Custom dataset delivers always idx 0

I’m experiencing a very strange behavior, which I wouldn’t expect.

I created this minimal example here to show the problem.
First I created a Dataset:

from torch.utils.data import Dataset
class SquadDataset(Dataset):

    def __init__(self, encodings):
        self.encodings = encodings

    def __len__(self):
        return len(self.encodings)

    def __getitem__(self, idx):
        print(idx)
        return self.encodings[idx]

and then running the following minimal cript:

lst = [1, 3, 4, 5, 6, 7, 8, 9, 10]

d = SquadDataset(encodings = lst)

for _ in range(10):

    e = next(iter(d))

I get only a long list of zeros.

Shouldn’t idx be a random number?
Shouldn’t the method getitem call call before generating the number? Using a debugger I realized, that this is not the case (it does not call call but getitem directly)
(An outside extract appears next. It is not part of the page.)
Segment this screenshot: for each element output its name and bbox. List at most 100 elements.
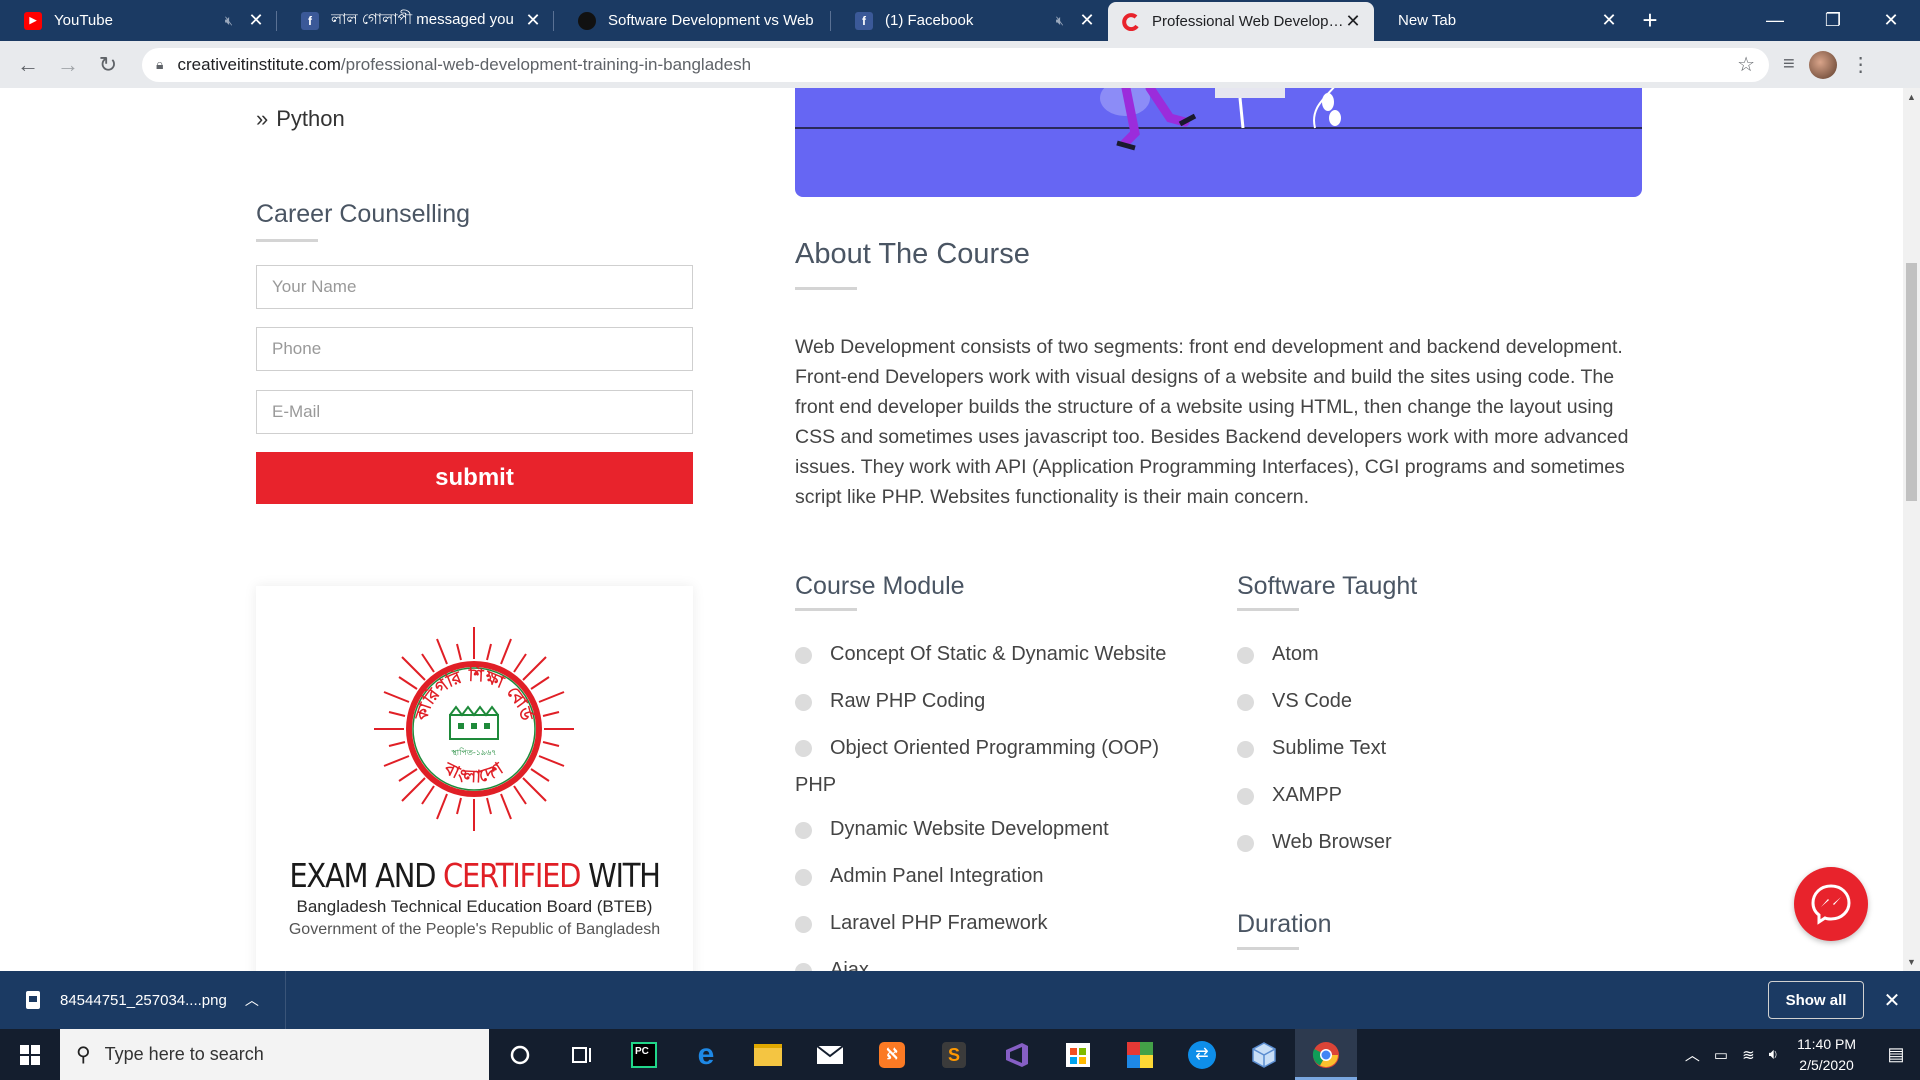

You are recreating the iterator instead of calling next on it. This will work:

d = SquadDataset(encodings = lst)
iter_d = iter(d)
for _ in range(10):
    e = next(iter_d)

Output:

0
1
2
3
4
5
6
7
8
9
Traceback (most recent call last):

  Cell In[78], line 2
    e = next(iter_d)

StopIteration

Thanks,

but the problem was that I didn’t wrap the Dataset in the DataLoader class.

This worked and solved the problem:

data = DataLoader(SquadDataset, batch_size = 8)

...
iter_d = iter(data)
for _ in range(10):
    e = next(iter_d)
....

No, your approach won’t solve the actual issue of recreating the iterator as shown in my example and you are still returning the same samples defined by the batch_size, i.e. you are missing the last samples.
If you reduce the batch_size to 1, you are seeing the same issue:

data = DataLoader(SquadDataset(encodings = lst), batch_size = 1)
for _ in range(10):
    e = next(iter(data))
# 0
# 0
# 0
# 0
# 0
# 0
# 0
# 0
# 0
# 0  

I tried your solution.

It works.
But even my proposed solution works…

I’m going to recreate the file from scratch and then I report it to you.

Your solution is using a DataLoader would only work if batch_size >= num_samples, i.e. if you are returning all samples in a single next(iter(loader)) call. In your example you are never receiving the last list entry (10) and you can use my code snippet to see that recreating the iterator inside the loop is causing the issue.

I’m back here because I tried your way, but it does not deliver, what it is expected.
I mean:

  1. The method len is never called. Which is not the case using the code I posted above
  2. idx increase incrementally from 0 to the last element of the range. But idx should be a random number

Can you point me to the right direction?

  1. The __len__ attribute is used to initialize the sampler used in a DataLoader. I’m currently unsure if you are trolling or just show no interest in understanding why recreating the iterator inside a nested loop will not sample from the entire dataset. I’ve already posted code snippets which are executable and which you can copy/paste to run. With that being said, feel free to stick to your approach. For other users, please don’t use it as you approach will miss samples and make sure to create the iterator outside the sampling loop.

  2. Use shuffle=True in a DataLoader.